Au XVIsiècle, des rois de Pologne prirent des mesures en vue de protéger l’espèce. Un des premiers à agir fut Sigismond II Auguste Jagellon, qui décréta que tuer le bison était un crime capital. Pourquoi ? “ L’intention, expliquera le docteur Zbigniew Krasiński, du parc national de Białowieza, était de préserver ces animaux afin que les rois et leurs courtisans puissent s’en faire des trophées de chasse. ” Cependant, la sévérité de la peine encourue n’a pas suffi à protéger le bison sauvage. À la fin du XVIIIsiècle, il n’en restait plus que dans la forêt de Białowieza (dans l’est de la Pologne) et dans le Caucase.

Au XIXsiècle, la situation a enfin commencé à s’améliorer. Après l’annexion de la forêt de Białowieza par l’Empire russe, l’empereur Alexandre Ier a ordonné la sauvegarde du bison d’Europe. Les résultats ne se sont pas fait attendre. La population des bisons a connu une augmentation constante, si bien qu’en 1857 environ 1 900 vivaient sous la protection du gouvernement. Plus tard, des stations d’alimentation ont été installées afin d’assurer leur subsistance en hiver. Des points d’eau ont été judicieusement répartis et des terres défrichées pour la culture de plantes fourragères.

Hélas ! cet âge d’or n’a pas duré. En 60 ans, l’effectif a diminué de moitié. Le déclenchement de la Première Guerre mondiale a porté le coup de grâce au bison sauvage en Pologne. Malgré un décret allemand prescrivant que “ ces bisons, en tant que monument naturel unique, soient sauvegardés pour la postérité ”, le troupeau a été décimé par les armées allemandes qui battaient en retraite, par les résistants russes et par les éternels braconniers. Comme le rapporte l’introduction, en 1919 le dernier bison d’Europe à l’état sauvage en Pologne a été abattu.

Il remonte du gouffre

En 1923 a été fondée la Société internationale pour la protection du bison d’Europe. Sa priorité était de recenser les bisons pure race en captivité * : il en existait encore 54 de plaine dans différents zoos et ménageries à travers le monde. Néanmoins, tous n’étaient pas aptes à la reproduction. Certains étaient trop vieux, d’autres ravagés par la maladie. Finalement, 12 spécimens ont été choisis pour la reproduction de l’espèce. L’ensemble des bisons de plaine aujourd’hui en vie descendent de seulement 5 d’entre eux.

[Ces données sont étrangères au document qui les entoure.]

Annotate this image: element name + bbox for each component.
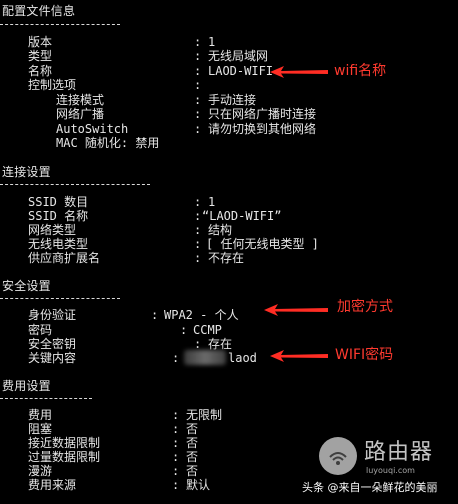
section-heading-profile: 配置文件信息 [2,4,76,18]
row-key: SSID 名称 [28,209,89,223]
row-colon: : [180,323,188,337]
row-colon: : [172,436,180,450]
row-value: 结构 [208,223,233,237]
row-value: 无线局域网 [208,49,269,63]
row-key: 连接模式 [56,93,105,107]
row-key: 类型 [28,49,53,63]
row-value: 否 [186,436,199,450]
row-key: 版本 [28,35,53,49]
row-key: 关键内容 [28,351,77,365]
row-value: 否 [186,464,199,478]
row-value: 只在网络广播时连接 [208,107,317,121]
arrow-left-icon [270,350,328,362]
section-heading-cost: 费用设置 [2,379,51,393]
wifi-password-value: laod [228,351,257,365]
row-value: “LAOD-WIFI” [202,209,282,223]
row-value: 默认 [186,478,211,492]
row-key: 过量数据限制 [28,450,101,464]
row-value: 手动连接 [208,93,257,107]
row-colon: : [172,351,180,365]
router-logo-icon [319,437,357,475]
row-key: MAC 随机化: 禁用 [56,136,160,150]
row-key: 无线电类型 [28,237,89,251]
row-value: 否 [186,422,199,436]
section-divider [0,398,92,399]
row-key: 安全密钥 [28,337,77,351]
row-colon: : [172,450,180,464]
watermark-domain: luyouqi.com [366,466,415,475]
annotation-wifi-password: WIFI密码 [335,347,394,363]
row-colon: : [194,209,202,223]
auth-value: WPA2 - 个人 [164,308,239,322]
annotation-wifi-name: wifi名称 [334,63,387,79]
section-divider [0,298,120,299]
row-key: AutoSwitch [56,122,129,136]
section-divider [0,24,120,25]
row-key: 网络类型 [28,223,77,237]
row-value: 存在 [208,337,233,351]
row-value: 否 [186,450,199,464]
row-value: 1 [208,35,216,49]
row-colon: : [194,93,202,107]
watermark-credit: 头条 @来自一朵鲜花的美丽 [302,481,438,494]
row-key: 密码 [28,323,53,337]
row-colon: : [194,251,202,265]
row-key: SSID 数目 [28,195,89,209]
section-divider [0,184,150,185]
arrow-left-icon [264,304,328,316]
row-colon: : [194,237,202,251]
row-key: 费用 [28,408,53,422]
row-value: 无限制 [186,408,223,422]
row-colon: : [151,308,159,322]
row-colon: : [172,422,180,436]
row-key: 网络广播 [56,107,105,121]
row-value: CCMP [193,323,222,337]
row-colon: : [194,195,202,209]
row-colon: : [172,478,180,492]
row-key: 阻塞 [28,422,53,436]
row-colon: : [194,337,202,351]
row-key: 名称 [28,64,53,78]
row-key: 身份验证 [28,308,77,322]
annotation-encryption: 加密方式 [337,299,393,315]
row-colon: : [194,223,202,237]
wifi-name-value: LAOD-WIFI [208,64,274,78]
row-key: 控制选项 [28,78,77,92]
row-colon: : [194,35,202,49]
row-value: 请勿切换到其他网络 [208,122,317,136]
row-key: 接近数据限制 [28,436,101,450]
section-heading-connectivity: 连接设置 [2,165,51,179]
redacted-key-blur [184,350,226,365]
watermark-brand: 路由器 [364,440,434,465]
row-key: 漫游 [28,464,53,478]
row-colon: : [194,107,202,121]
row-colon: : [194,122,202,136]
cmd-output-screen: 配置文件信息 版本 : 1 类型 : 无线局域网 名称 : LAOD-WIFI … [0,0,458,504]
section-heading-security: 安全设置 [2,279,51,293]
row-key: 供应商扩展名 [28,251,101,265]
arrow-left-icon [270,66,328,78]
row-colon: : [172,408,180,422]
row-value: [ 任何无线电类型 ] [206,237,319,251]
row-colon: : [194,49,202,63]
row-value: 不存在 [208,251,245,265]
row-key: 费用来源 [28,478,77,492]
row-colon: : [194,64,202,78]
row-value: 1 [208,195,216,209]
row-colon: : [172,464,180,478]
row-colon: : [194,78,202,92]
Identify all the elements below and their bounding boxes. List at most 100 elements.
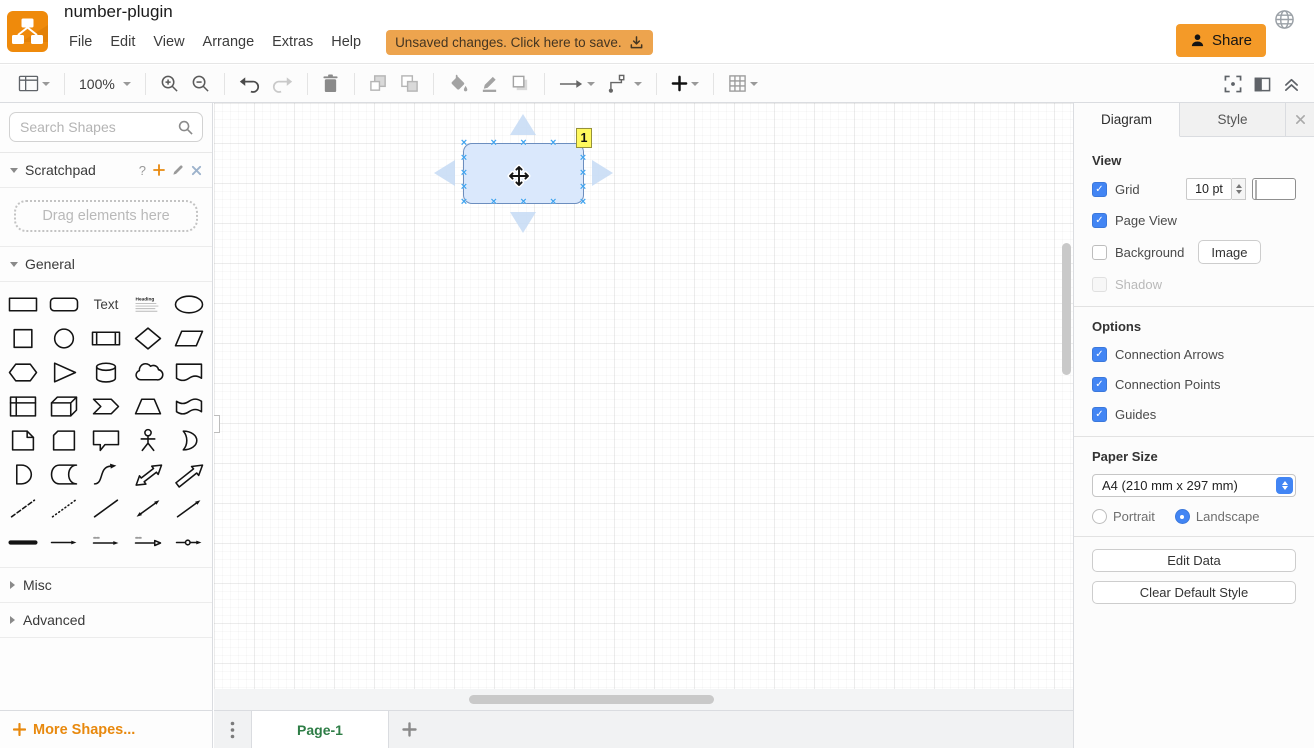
direction-arrow-right[interactable] [592,160,613,186]
shape-directional-connector[interactable] [168,491,210,525]
waypoints-button[interactable] [604,71,645,97]
page-tab-active[interactable]: Page-1 [251,711,389,748]
clear-default-style-button[interactable]: Clear Default Style [1092,581,1296,604]
delete-button[interactable] [319,71,343,97]
unsaved-changes-banner[interactable]: Unsaved changes. Click here to save. [386,30,653,55]
shape-square[interactable] [2,321,44,355]
connection-points-checkbox[interactable]: ✓ [1092,377,1107,392]
shape-diamond[interactable] [127,321,169,355]
connection-point-icon[interactable]: × [461,182,467,193]
shape-bidirectional-connector[interactable] [127,491,169,525]
shape-labeled-connector[interactable] [85,525,127,559]
zoom-out-button[interactable] [188,71,213,97]
connection-point-icon[interactable]: × [580,167,586,178]
line-color-button[interactable] [477,71,502,97]
zoom-in-button[interactable] [157,71,182,97]
background-checkbox[interactable] [1092,245,1107,260]
zoom-level-dropdown[interactable]: 100% [76,71,134,97]
fill-color-button[interactable] [445,71,471,97]
menu-edit[interactable]: Edit [103,31,142,53]
shape-internal-storage[interactable] [2,389,44,423]
scratchpad-dropzone[interactable]: Drag elements here [14,200,198,232]
grid-size-input[interactable] [1186,178,1232,200]
shape-parallelogram[interactable] [168,321,210,355]
scratchpad-header[interactable]: Scratchpad ? [0,153,212,188]
menu-arrange[interactable]: Arrange [196,31,262,53]
edit-scratchpad-icon[interactable] [172,164,184,176]
shape-triangle[interactable] [44,355,86,389]
shape-step[interactable] [85,389,127,423]
menu-view[interactable]: View [146,31,191,53]
redo-button[interactable] [269,71,296,97]
shape-ellipse[interactable] [168,287,210,321]
to-back-button[interactable] [397,71,422,97]
direction-arrow-up[interactable] [510,114,536,135]
grid-color-swatch[interactable] [1252,178,1296,200]
connection-point-icon[interactable]: × [461,167,467,178]
shape-document[interactable] [168,355,210,389]
insert-button[interactable] [668,71,702,97]
connection-point-icon[interactable]: × [550,138,556,149]
shape-trapezoid[interactable] [127,389,169,423]
shape-dashed-line[interactable] [2,491,44,525]
diagram-canvas[interactable]: ×××××××××××××××× 1 [214,103,1073,710]
shape-curve[interactable] [85,457,127,491]
landscape-radio[interactable] [1175,509,1190,524]
shape-rectangle[interactable] [2,287,44,321]
connection-point-icon[interactable]: × [550,197,556,208]
shadow-checkbox[interactable] [1092,277,1107,292]
connection-point-icon[interactable]: × [491,197,497,208]
shape-or[interactable] [168,423,210,457]
tab-diagram[interactable]: Diagram [1074,103,1180,137]
guides-checkbox[interactable]: ✓ [1092,407,1107,422]
menu-file[interactable]: File [62,31,99,53]
horizontal-scrollbar[interactable] [469,695,714,704]
tab-style[interactable]: Style [1180,103,1286,136]
shape-dotted-line[interactable] [44,491,86,525]
shape-circle[interactable] [44,321,86,355]
pages-menu-button[interactable] [214,711,251,748]
connection-point-icon[interactable]: × [461,197,467,208]
vertical-scrollbar[interactable] [1062,243,1071,375]
connection-point-icon[interactable]: × [491,138,497,149]
share-button[interactable]: Share [1176,24,1266,57]
collapse-toolbar-icon[interactable] [1283,76,1300,92]
page-view-checkbox[interactable]: ✓ [1092,213,1107,228]
shape-and[interactable] [2,457,44,491]
grid-size-stepper[interactable] [1232,178,1246,200]
language-globe-icon[interactable] [1274,9,1295,30]
connection-point-icon[interactable]: × [461,138,467,149]
shape-callout[interactable] [85,423,127,457]
sidebar-resize-handle[interactable] [214,415,220,433]
connection-point-icon[interactable]: × [520,197,526,208]
connection-style-button[interactable] [556,71,598,97]
add-to-scratchpad-icon[interactable] [153,164,165,176]
close-panel-icon[interactable] [1286,103,1314,136]
connection-point-icon[interactable]: × [580,197,586,208]
shape-link[interactable] [2,525,44,559]
shadow-button[interactable] [508,71,533,97]
to-front-button[interactable] [366,71,391,97]
connection-point-icon[interactable]: × [520,138,526,149]
direction-arrow-left[interactable] [434,160,455,186]
connection-point-icon[interactable]: × [580,153,586,164]
shape-hexagon[interactable] [2,355,44,389]
table-button[interactable] [725,71,761,97]
shape-cylinder[interactable] [85,355,127,389]
shape-text[interactable]: Text [85,287,127,321]
toggle-panel-icon[interactable] [1254,76,1271,93]
fit-page-icon[interactable] [1224,75,1242,93]
connection-point-icon[interactable]: × [461,153,467,164]
shape-arrow[interactable] [168,457,210,491]
paper-size-select[interactable]: A4 (210 mm x 297 mm) [1092,474,1296,497]
more-shapes-button[interactable]: More Shapes... [0,710,213,748]
add-page-button[interactable] [389,711,429,748]
section-general[interactable]: General [0,247,212,282]
close-scratchpad-icon[interactable] [191,165,202,176]
edit-data-button[interactable]: Edit Data [1092,549,1296,572]
connection-point-icon[interactable]: × [580,182,586,193]
shape-connector-with-symbol[interactable] [168,525,210,559]
shape-labeled-arrow[interactable] [127,525,169,559]
search-input[interactable] [9,112,203,142]
shape-textbox[interactable]: Heading [127,287,169,321]
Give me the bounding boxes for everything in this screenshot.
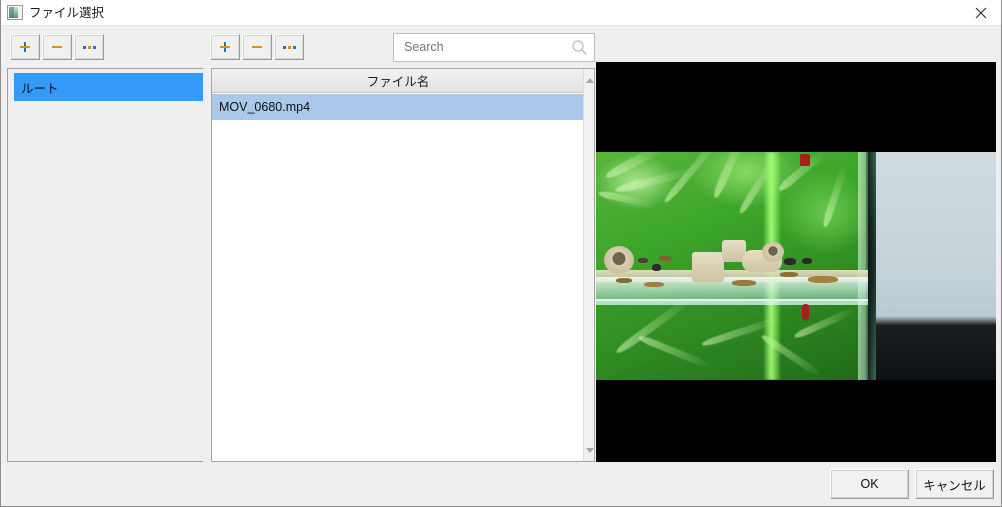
minus-icon [50,40,64,54]
column-header-label: ファイル名 [367,71,430,90]
video-frame-image [596,152,996,380]
tree-item-root[interactable]: ルート [14,73,203,101]
tree-item-label: ルート [21,78,59,97]
image-file-icon [7,5,23,20]
triangle-up-icon[interactable] [584,73,595,87]
window-title: ファイル選択 [29,0,104,26]
file-list-scrollbar[interactable] [583,69,594,461]
tree-add-button[interactable] [10,34,40,60]
file-remove-button[interactable] [242,34,272,60]
folder-tree-panel: ルート [7,68,203,462]
triangle-down-icon[interactable] [584,443,595,457]
tree-more-button[interactable] [74,34,104,60]
file-name-label: MOV_0680.mp4 [219,100,310,114]
search-icon[interactable] [571,39,588,56]
search-box[interactable] [393,33,595,62]
tree-remove-button[interactable] [42,34,72,60]
file-more-button[interactable] [274,34,304,60]
cancel-button[interactable]: キャンセル [915,469,994,499]
video-preview[interactable] [596,62,996,462]
cancel-button-label: キャンセル [923,475,986,494]
file-selection-dialog: ファイル選択 [0,0,1002,507]
close-icon[interactable] [958,0,1002,26]
ok-button[interactable]: OK [830,469,909,499]
minus-icon [250,40,264,54]
title-bar: ファイル選択 [1,0,1002,26]
ellipsis-icon [282,40,296,54]
search-input[interactable] [402,34,562,61]
ellipsis-icon [82,40,96,54]
plus-icon [18,40,32,54]
ok-button-label: OK [860,477,878,491]
file-list-panel: ファイル名 MOV_0680.mp4 [211,68,595,462]
file-add-button[interactable] [210,34,240,60]
plus-icon [218,40,232,54]
file-list-row[interactable]: MOV_0680.mp4 [212,94,585,120]
file-list-column-header[interactable]: ファイル名 [212,69,585,93]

L’automne 1929 a marqué le retour de deux bisons de plaine à la vie sauvage : une véritable victoire. Ils ont été placés dans une réserve préparée à leur intention dans la forêt de Białowieza. Dix ans après, leur nombre s’élevait à 16.

Sauvé de l’oubli ?

Au début du XXIsiècle, il y avait 2 900 bisons d’Europe dans le monde, dont 700 en Pologne. Au fil du temps, des troupeaux ont également été établis en Biélorussie, au Kirghizstan, en Lituanie, en Russie et en Ukraine.

Mais le bison d’Europe n’est pas pour autant hors de danger. Insectes nuisibles, maladies, pénuries d’eau et de nourriture, et braconniers le menacent toujours. Des tares, dues à un fonds génétique commun limité, représentent aussi un sérieux problème. Pour toutes ces raisons, le bison d’Europe demeure sur la Liste rouge, liste qui répertorie les espèces végétales et animales en voie de disparition.

Grâce à la détermination de l’homme à la sauvegarder, cette espèce a survécu jusqu’à aujourd’hui. Le Dr Krasiński, cité plus haut, rappelle toutefois que “ le sort du bison d’Europe est un exemple de la façon dont une espèce peut être menée au bord de l’extinction en très peu de temps, puis sauvée seulement au prix d’efforts considérables ”. Le devenir de cet animal, et de nombreux autres, reste incertain. Toujours est-​il que, pour le moment, “ l’empereur de la forêt ” n’a pas sombré dans l’oubli.

[Note]

^ § 13 Il existe deux sous-espèces du bison d’Europe : le bison de plaine et le bison du Caucase, ou de montagne. Le dernier bison du Caucase est mort en 1927. Toutefois, un autre mâle de cette sous-espèce avait été croisé avec un bison de plaine, ce qui avait produit une descendance hybride. Il existe encore un certain nombre de bisons du Caucase croisés.

[Illustrations, page 10]

Bison d’Europe dans le parc national de Białowieza.